662 Şîrâzî, el-Mülahhas, I, 433.

a) Zikri geçen ta’n sebeplerinden birisi söylenmeksizin hadisin zayıf olduğunun söylenmesi: Bu itiraza, hadis ulemasının bir hadisin reddedilebilmesi için red sebebinin de zikredilmesi gerektiğine dair ifadeleriyle cevap verilir.

b) Geçersiz bir sebeple râvînin ta’n edilmesi: Bu itiraza, zikredilen sebebin bir ta’n sebebi olmadığı söylenerek cevap verilir.

c) Selefin seneddeki bir râvîyi ta’n ettiğinin söylenmesi: Bu itiraza, bir râvînin sika olması durumunda selefin bu râvî hakkındaki olumsuz ifadelerinin o râvînin rivâyetlerine zarar veremeyeceği söylenerek cevap verilir.

d) Râvînin kendi rivâyet ettiği hadisi inkâr ettiğinin söylenmesi: Bu itiraza, şayet kendi rivâyet ettiği hadisi inkâr eden râvîden bu rivâyeti sika bir râvî rivâyet etmişse, bu durumda inkâr eden râvînin bu rivâyeti unutmuş olabileceği söylenerek cevap verilir.

e) Râvînin kendi rivâyet ettiği hadisle amel etmediğinin söylenmesi: Bu itiraza, bu durumun hadisle ameli engellemeyeceği, zira râvînin unuttuğu için, tevilinde hata ettiği için ya da başka bir rivâyeti daha uygun gördüğü için bu rivâyetle ameli terk etmiş olabileceği söylenerek cevap verilir.

f) Rivâyetin mevkuf olduğunun söylenmesi: Bu itiraza, söz konusu rivâyetin doğrudan Rasûlullâh’tan (s.a.s.) da nakledildiği, mevkuf olan rivâyetin ise o râvînin fetvası olduğu söylenerek cevap verilir.

g) Râvînin hadis metnine hadisten olmayan ifadeler kattığının iddia edilmesi: Bu itiraza, hadisin metninin zahirine göre hadisteki tüm ifadelerin Rasûlullâh’a (s.a.s.) ait olduğunun anlaşıldığı, bunun aksini söyleyen kişinin zahir olana muhalefet ettiği söylenerek cevap verilir.

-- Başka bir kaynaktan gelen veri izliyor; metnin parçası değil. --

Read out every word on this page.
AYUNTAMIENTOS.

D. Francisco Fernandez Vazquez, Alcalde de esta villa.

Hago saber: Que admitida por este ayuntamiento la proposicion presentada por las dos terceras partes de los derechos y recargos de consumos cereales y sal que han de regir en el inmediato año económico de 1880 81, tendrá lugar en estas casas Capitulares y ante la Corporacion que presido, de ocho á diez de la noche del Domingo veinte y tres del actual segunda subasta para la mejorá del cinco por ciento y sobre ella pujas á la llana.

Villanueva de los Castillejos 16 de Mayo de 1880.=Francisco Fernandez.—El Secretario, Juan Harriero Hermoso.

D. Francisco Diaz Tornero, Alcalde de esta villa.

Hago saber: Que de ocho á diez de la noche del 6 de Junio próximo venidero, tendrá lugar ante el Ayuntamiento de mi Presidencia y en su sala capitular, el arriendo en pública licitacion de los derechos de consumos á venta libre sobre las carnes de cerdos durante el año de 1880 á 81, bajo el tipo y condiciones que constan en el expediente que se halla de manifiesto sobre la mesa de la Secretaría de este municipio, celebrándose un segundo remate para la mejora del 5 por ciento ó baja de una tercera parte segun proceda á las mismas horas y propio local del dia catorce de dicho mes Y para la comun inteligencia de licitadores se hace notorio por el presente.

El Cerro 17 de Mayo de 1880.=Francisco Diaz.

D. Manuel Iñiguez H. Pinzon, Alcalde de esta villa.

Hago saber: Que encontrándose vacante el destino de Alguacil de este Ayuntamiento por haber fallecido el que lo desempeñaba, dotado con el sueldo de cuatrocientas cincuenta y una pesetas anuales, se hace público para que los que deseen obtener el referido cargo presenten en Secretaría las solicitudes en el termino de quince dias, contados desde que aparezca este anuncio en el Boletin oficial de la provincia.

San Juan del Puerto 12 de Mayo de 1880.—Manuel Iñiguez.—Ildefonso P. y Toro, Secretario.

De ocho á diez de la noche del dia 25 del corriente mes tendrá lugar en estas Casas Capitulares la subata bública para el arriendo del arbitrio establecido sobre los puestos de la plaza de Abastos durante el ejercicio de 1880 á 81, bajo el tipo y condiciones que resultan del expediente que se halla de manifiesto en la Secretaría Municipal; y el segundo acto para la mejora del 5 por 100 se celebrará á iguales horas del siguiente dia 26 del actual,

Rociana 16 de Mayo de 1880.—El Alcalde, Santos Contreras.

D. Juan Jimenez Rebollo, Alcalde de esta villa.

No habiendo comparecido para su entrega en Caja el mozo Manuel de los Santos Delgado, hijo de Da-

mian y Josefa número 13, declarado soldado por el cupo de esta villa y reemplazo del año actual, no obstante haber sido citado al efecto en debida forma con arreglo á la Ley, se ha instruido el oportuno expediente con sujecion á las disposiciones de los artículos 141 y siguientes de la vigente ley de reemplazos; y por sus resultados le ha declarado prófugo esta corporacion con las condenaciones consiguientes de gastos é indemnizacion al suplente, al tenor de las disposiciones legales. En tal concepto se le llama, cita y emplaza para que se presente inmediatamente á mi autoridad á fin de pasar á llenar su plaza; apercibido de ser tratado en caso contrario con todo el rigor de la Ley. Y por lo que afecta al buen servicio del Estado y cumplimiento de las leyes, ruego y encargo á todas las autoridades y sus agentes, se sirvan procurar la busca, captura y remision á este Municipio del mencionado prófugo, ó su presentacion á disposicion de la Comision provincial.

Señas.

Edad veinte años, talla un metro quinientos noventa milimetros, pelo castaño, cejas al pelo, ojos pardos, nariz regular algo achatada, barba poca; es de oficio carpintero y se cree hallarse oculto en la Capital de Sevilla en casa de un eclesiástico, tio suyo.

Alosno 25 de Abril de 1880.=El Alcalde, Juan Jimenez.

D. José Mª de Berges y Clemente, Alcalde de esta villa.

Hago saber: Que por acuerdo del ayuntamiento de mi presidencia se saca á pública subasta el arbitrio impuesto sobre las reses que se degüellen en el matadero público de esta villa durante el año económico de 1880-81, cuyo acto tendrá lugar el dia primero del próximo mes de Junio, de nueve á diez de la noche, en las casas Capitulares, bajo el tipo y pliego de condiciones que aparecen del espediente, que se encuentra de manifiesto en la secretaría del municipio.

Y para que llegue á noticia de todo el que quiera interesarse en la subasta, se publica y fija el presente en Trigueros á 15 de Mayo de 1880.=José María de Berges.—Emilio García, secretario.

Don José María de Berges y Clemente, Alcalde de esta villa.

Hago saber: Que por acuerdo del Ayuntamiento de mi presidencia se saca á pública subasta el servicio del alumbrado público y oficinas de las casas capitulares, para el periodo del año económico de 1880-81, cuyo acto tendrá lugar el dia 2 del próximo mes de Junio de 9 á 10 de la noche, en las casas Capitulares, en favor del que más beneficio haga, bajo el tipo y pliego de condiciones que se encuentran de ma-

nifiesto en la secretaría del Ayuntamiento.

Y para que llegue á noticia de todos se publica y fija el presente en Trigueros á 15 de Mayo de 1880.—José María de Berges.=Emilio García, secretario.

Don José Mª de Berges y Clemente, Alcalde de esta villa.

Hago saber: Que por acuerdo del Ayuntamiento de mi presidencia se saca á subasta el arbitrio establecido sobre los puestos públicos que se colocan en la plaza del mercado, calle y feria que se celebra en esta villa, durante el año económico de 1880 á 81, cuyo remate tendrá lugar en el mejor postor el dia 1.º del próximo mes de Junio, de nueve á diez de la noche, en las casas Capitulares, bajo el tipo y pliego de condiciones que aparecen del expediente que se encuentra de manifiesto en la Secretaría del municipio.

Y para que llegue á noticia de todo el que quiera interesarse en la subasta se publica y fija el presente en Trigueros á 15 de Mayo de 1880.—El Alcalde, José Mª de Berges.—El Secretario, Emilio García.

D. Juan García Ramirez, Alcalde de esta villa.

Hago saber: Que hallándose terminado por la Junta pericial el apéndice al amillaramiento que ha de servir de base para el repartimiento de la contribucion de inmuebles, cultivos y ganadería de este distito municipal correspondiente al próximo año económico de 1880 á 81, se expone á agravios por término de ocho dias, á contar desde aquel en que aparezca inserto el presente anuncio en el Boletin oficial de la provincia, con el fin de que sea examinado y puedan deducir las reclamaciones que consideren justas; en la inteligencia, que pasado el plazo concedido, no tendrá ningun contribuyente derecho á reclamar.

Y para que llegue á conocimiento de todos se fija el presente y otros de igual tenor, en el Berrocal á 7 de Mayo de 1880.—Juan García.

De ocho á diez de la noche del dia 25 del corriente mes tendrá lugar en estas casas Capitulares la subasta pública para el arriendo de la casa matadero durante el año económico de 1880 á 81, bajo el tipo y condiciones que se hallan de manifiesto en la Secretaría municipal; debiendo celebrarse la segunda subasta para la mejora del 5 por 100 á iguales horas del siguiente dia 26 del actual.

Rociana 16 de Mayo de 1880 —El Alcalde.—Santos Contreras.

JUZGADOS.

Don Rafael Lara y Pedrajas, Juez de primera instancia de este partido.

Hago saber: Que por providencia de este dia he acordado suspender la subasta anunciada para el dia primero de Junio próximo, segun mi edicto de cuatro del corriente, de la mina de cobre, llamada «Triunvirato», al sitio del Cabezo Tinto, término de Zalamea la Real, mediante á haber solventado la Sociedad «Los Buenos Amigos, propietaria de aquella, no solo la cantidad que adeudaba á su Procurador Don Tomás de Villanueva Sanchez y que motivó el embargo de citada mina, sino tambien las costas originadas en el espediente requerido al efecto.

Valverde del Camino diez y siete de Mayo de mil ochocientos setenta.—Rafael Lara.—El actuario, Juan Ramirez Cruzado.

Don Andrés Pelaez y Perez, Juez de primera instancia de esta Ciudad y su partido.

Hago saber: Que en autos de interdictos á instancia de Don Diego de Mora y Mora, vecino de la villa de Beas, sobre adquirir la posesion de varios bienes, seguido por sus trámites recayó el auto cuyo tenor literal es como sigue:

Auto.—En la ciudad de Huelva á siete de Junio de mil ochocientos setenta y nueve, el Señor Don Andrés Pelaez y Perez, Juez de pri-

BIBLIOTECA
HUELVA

h) Hadisteki kimi lafızların yalnızca tek sahabeden nakledildiğinin ve ziyadenin hadisin aslından olamayacağının söylenmesi: Bu itiraza, söz konusu lafızların yalnızca o sahâbînin bulunduğu bir ortamda söylenmiş olmasının ya da yalnızca bu râvînin o ifadeleri duymuş olmasının mümkün olduğu söylenerek cevap verilir. i) Rivâyetlerde yer alan “sünnet şu şekildeydi” gibi ifadelerin Rasûlullâh’ın sünnetini mi yoksa başka sahâbîlerin uygulamalarını mı ifade ettiğinin bilinmediğinin söylenmesi: Bu itiraza, mutlak olarak “sünnet” denildiğinde bununla Rasûlullâh’ın (s.a.s.) sünnetinin kastedildiği söylenerek cevap verilir.

j) Râvî olan sahâbînin “Rasûlullâh (s.a.s.) şunu emretti/yasakladı” gibi ifadelerde bulunması durumunda, onun Rasûlullâh’ın sözünün delaletini yanlış anlamış olma ihtimalinin olduğunun söylenmesi: Bu itiraza, lafızların delaletinin dilsel bir mesele olduğu ve râvînin de o dile hâkim olduğu söylenerek cevap verilebilir.